The bed dipped beside me, and I could have sworn I heard someone gulp.
"Samuel, are here? If you are, make your presence known now." Elaine's voice was an order, a demand, and sure enough, the MEL meter sprung to life, chirping like a newborn bird. I swung my camcorder to my left, angling it so that the meter was in direct sight.
"Samuel, turn it off."
The spirit complied and the meter promptly shut up.
Torn between feeling impressed and the more inclusive feeling of fear, I sat perfectly still. The door to the upstairs cracked open and the night vision on my camcorder illuminated Tim's silhouette on the square screen. If it were possible, the pressure on my head increased and I felt the incessant need to focus my camcorder on the meters again. With Tim's presence acting like a beacon to spirits on the regular, I had no doubt that Samuel, or whomever had joined us, would not stray from the norm.
I was correct.
For the next twenty minutes (or longer, it was difficult to track the passage of time), Elaine and Tim took turns asking the spirit questions. Some were taunting in an attempt to make him interact with us; others were formed out mere curiosity. But one thing was certain: the spirit felt as though it was intimidating, that it could perhaps do us harm . . .
Neither Tim, nor Elaine, thought it could.
"I think you just want to pretend you're tough. You aren't tough, though. You couldn't do anything to me. I don't believe in you."
Demons, Tim meant. He didn't believe in demons.
I did, however, and was quick to send up a prayer to the High Heavens to keep me safe. But bravery is handy thing, sometimes drawn from spirits (alcoholic) and other times drawn from adrenaline. When I opened my mouth to speak, I was bolstered by the latter: "Are you friends with the owner of this house?"
At that moment, Elaine and I heard what sounded like a distinctive knock. And Tim immediately lifted his headphones to tell us, "When you asked that . . . there was a male's voice that said, "It's me.'"
The MEL meter was beeping incessantly, only hushing when Elaine would order the spirit to make it stop or when she blatantly said, "The beeping is annoying, Samuel.

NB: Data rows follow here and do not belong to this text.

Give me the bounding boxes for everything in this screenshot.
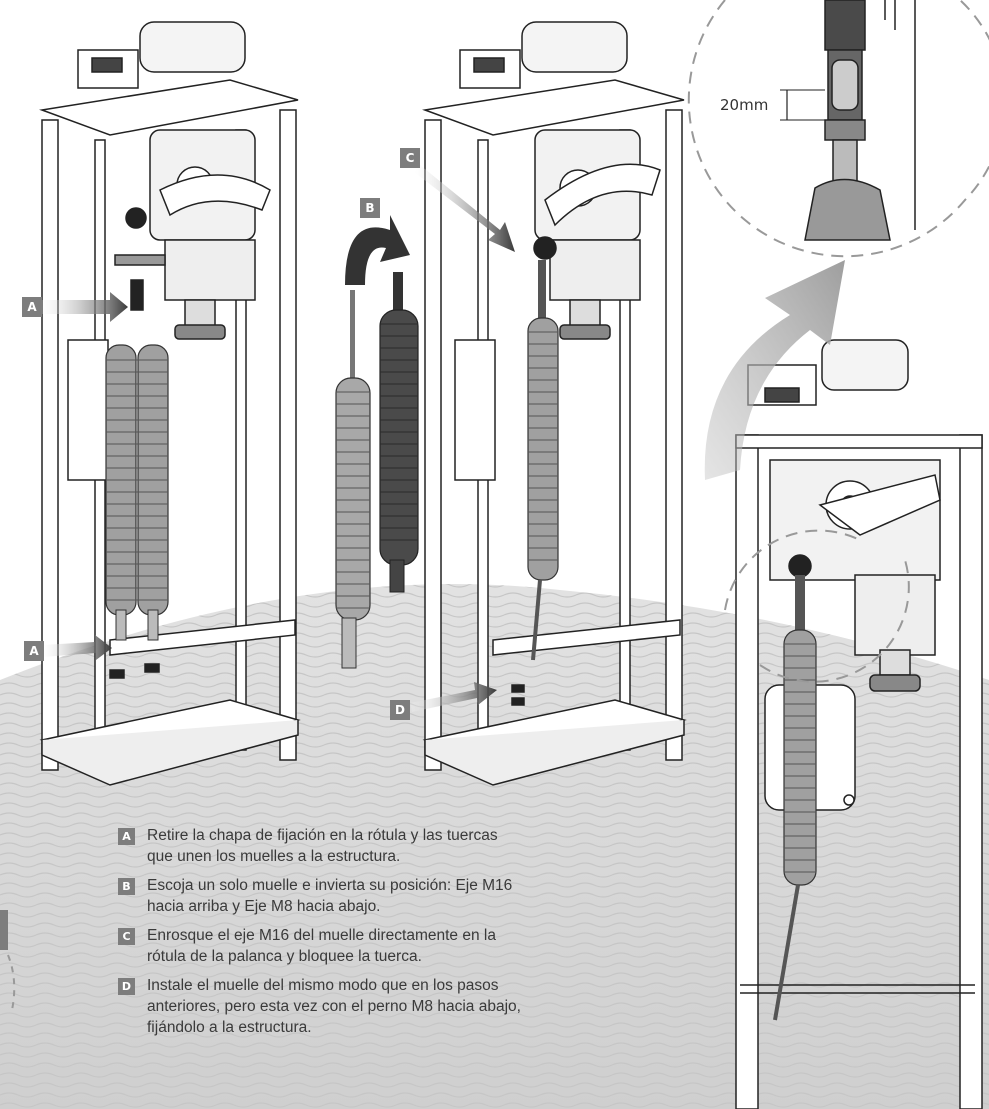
zoom-arrow (704, 260, 845, 480)
step-a-text: Retire la chapa de fijación en la rótula… (147, 825, 657, 867)
step-d-line-2: anteriores, pero esta vez con el perno M… (147, 998, 521, 1015)
step-c-marker: C (118, 928, 135, 945)
step-d-text: Instale el muelle del mismo modo que en … (147, 975, 657, 1038)
rod-zoom-detail (780, 0, 916, 241)
step-c-line-1: Enrosque el eje M16 del muelle directame… (147, 927, 496, 944)
spring-pair-loose (335, 215, 419, 669)
step-c-line-2: rótula de la palanca y bloquee la tuerca… (147, 948, 422, 965)
detail-source-circle (724, 529, 861, 611)
callout-c: C (400, 148, 420, 168)
arrow-a-top (40, 292, 128, 322)
step-a-line-2: que unen los muelles a la estructura. (147, 848, 401, 865)
step-b-text: Escoja un solo muelle e invierta su posi… (147, 875, 657, 917)
spring-installed-right (527, 260, 559, 661)
callout-d: D (390, 700, 410, 720)
barrier-assembly-right (422, 21, 687, 786)
step-a-line-1: Retire la chapa de fijación en la rótula… (147, 827, 498, 844)
dimension-label: 20mm (720, 96, 769, 114)
step-b-line-1: Escoja un solo muelle e invierta su posi… (147, 877, 513, 894)
callout-b: B (360, 198, 380, 218)
step-b-marker: B (118, 878, 135, 895)
arrow-c (414, 165, 515, 252)
step-d-line-3: fijándolo a la estructura. (147, 1019, 312, 1036)
arrow-a-bottom (42, 635, 112, 660)
spring-pair-left (105, 344, 169, 641)
step-c-text: Enrosque el eje M16 del muelle directame… (147, 925, 657, 967)
callout-a-top: A (22, 297, 42, 317)
callout-a-bottom: A (24, 641, 44, 661)
arrow-d (410, 682, 497, 712)
step-b-line-2: hacia arriba y Eje M8 hacia abajo. (147, 898, 381, 915)
rotation-arrow (345, 215, 410, 285)
step-d-marker: D (118, 978, 135, 995)
barrier-assembly-left (39, 21, 301, 786)
step-a-marker: A (118, 828, 135, 845)
step-d-line-1: Instale el muelle del mismo modo que en … (147, 977, 499, 994)
spring-installed-detail (773, 575, 817, 1021)
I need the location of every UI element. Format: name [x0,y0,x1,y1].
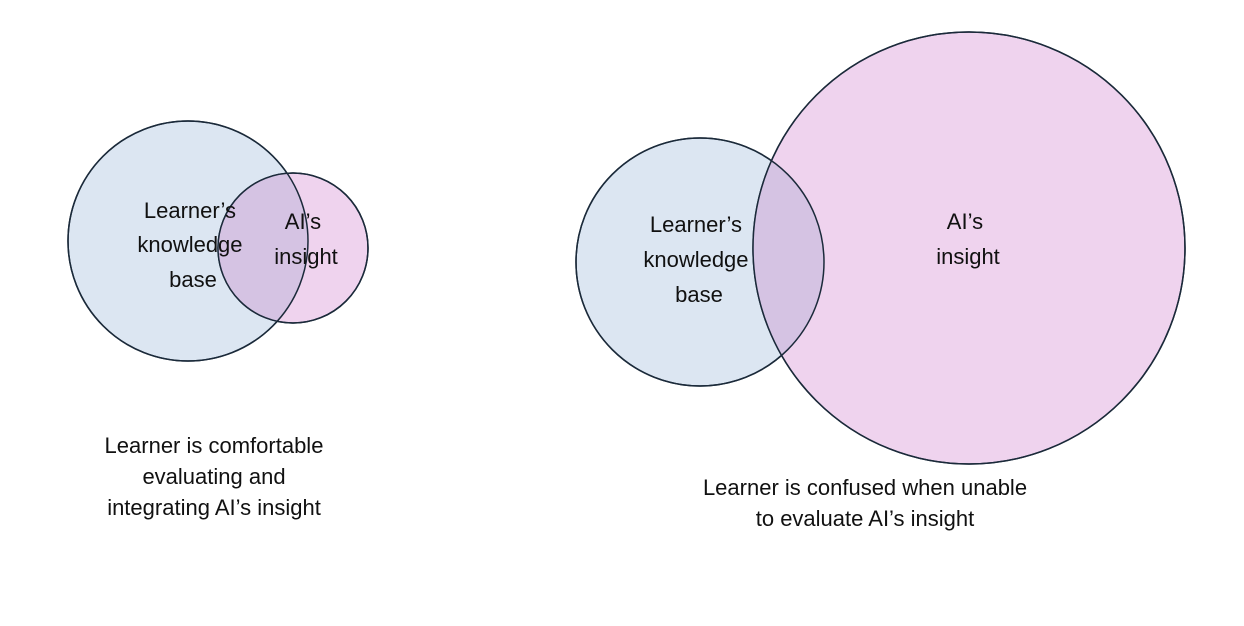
left-learner-label: Learner’s knowledge base [137,198,248,292]
left-venn: Learner’s knowledge base AI’s insight [67,120,369,362]
left-caption: Learner is comfortable evaluating and in… [44,430,384,523]
right-knowledge-outline [575,137,825,387]
left-insight-outline [217,172,369,324]
left-caption-line: Learner is comfortable [104,433,324,458]
right-venn: Learner’s knowledge base AI’s insight [575,31,1186,465]
right-caption-line: Learner is confused when unable [702,475,1028,500]
left-knowledge-outline [67,120,309,362]
left-ai-label: AI’s insight [274,209,338,269]
right-learner-label: Learner’s knowledge base [643,212,754,307]
left-caption-line: integrating AI’s insight [107,495,321,520]
right-insight-outline [752,31,1186,465]
left-overlap-region [218,173,308,323]
left-caption-line: evaluating and [142,464,286,489]
right-caption: Learner is confused when unable to evalu… [620,472,1110,534]
right-caption-line: to evaluate AI’s insight [755,506,975,531]
right-ai-label: AI’s insight [936,209,1000,269]
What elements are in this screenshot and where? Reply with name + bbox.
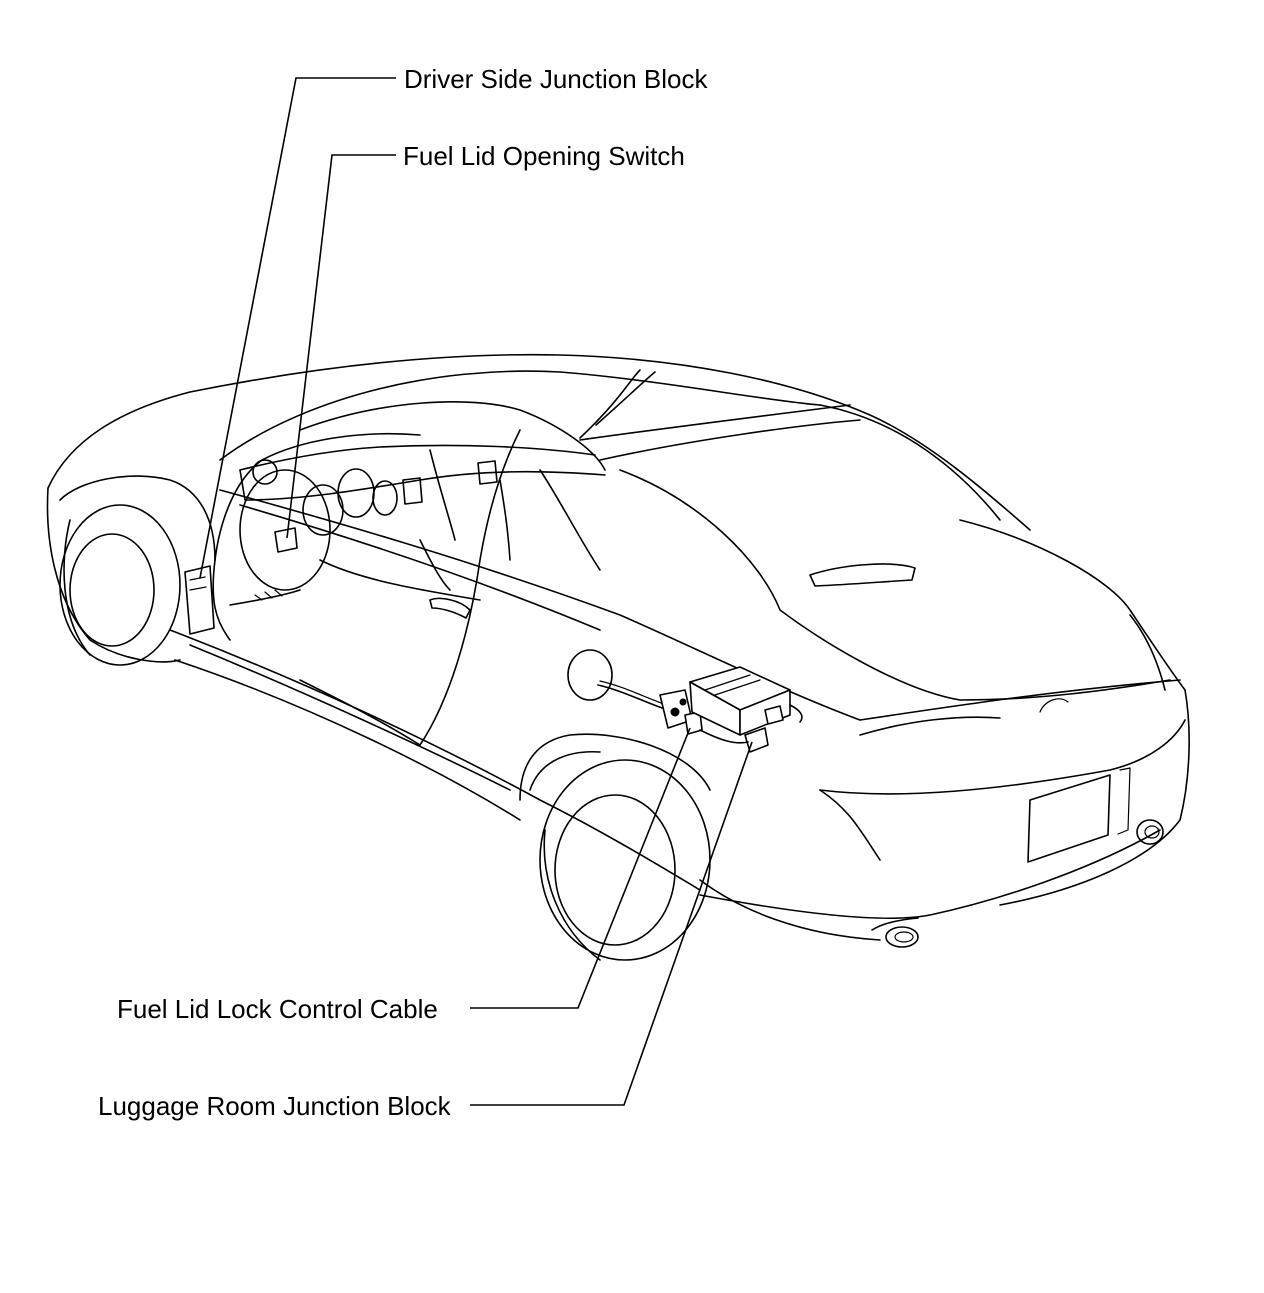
leader-fuel-lid-opening-switch bbox=[286, 154, 396, 539]
label-fuel-lid-lock-control-cable: Fuel Lid Lock Control Cable bbox=[117, 994, 438, 1024]
fuel-lid-opening-switch-part bbox=[274, 527, 298, 553]
leader-driver-side-junction-block bbox=[199, 77, 396, 579]
car-body bbox=[46, 353, 1190, 961]
leader-lines bbox=[199, 77, 753, 1106]
label-fuel-lid-opening-switch: Fuel Lid Opening Switch bbox=[403, 141, 685, 171]
leader-fuel-lid-lock-control-cable bbox=[470, 727, 691, 1009]
label-driver-side-junction-block: Driver Side Junction Block bbox=[404, 64, 708, 94]
leader-luggage-room-junction-block bbox=[470, 741, 753, 1106]
label-luggage-room-junction-block: Luggage Room Junction Block bbox=[98, 1091, 451, 1121]
driver-side-junction-block-part bbox=[184, 565, 215, 635]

Turn that thing off. Now."
And after that? Silence. The oppressive feeling in my head released and I inhaled the musty, humid air through my nose. With the camcorder as my eyesight, I panned to the left. Panned to the right. Not that I had expected to, but I saw nothing. Through the night vision, all I saw were a collage of gray and black shadows, as well as the Colgate-whites of my coworker's eyes. Were they all just as shocked as me that we had captured so much paranormal activity during our session? I wanted to ask them what they thought, especially those who hadn't been on a ghost hunt before, but there was something telling in the silence.
As though we all agreed that Samuel's presence had riled us, but that it was best not to speak of him in case he decided to reappear again.
I can't say that I was all that upset at the realization that Samuel had taken his leave for the night.
By the end of the evening, at around 2AM, we were all mingling in the courtyard. The living, I mean, though it's a good possibility that the dead were with us too.
We'd given up the pretense of investigating the location as we had for the last three hours, and decided simply to talk. Funny how you can take a bunch of paranormal enthusiasts, give them full leave to investigate to their heart's content, and yet they choose to talk to each other instead.
Irony at its finest.
But as we stood around talking, I had the sliver of realization that this was why we'd banded together tonight. Sure, there was the hope that we'd catch ghostly activity at what I largely consider to be one of the most haunted places in the French Quarter, but in reality getting together was a way for all to hang out. I wanted to hear all about the new stop Michael Bill had added to his tour; I wanted to talk to John about his passion for travel; I wanted to listen as Monique discussed how New Orleans' Cities of the Dead were here particular favorite.
In the dead of night, the New Orleans Ghost City Crew had come together to find ghosts . . . and yet we found each other instead.
(Did you feel slightly nauseous at that cheesy last line? Good. Mission Accomplished).
Till next time, Stay Spooky, y'all
Also: We should have gotten a photo of the group of us.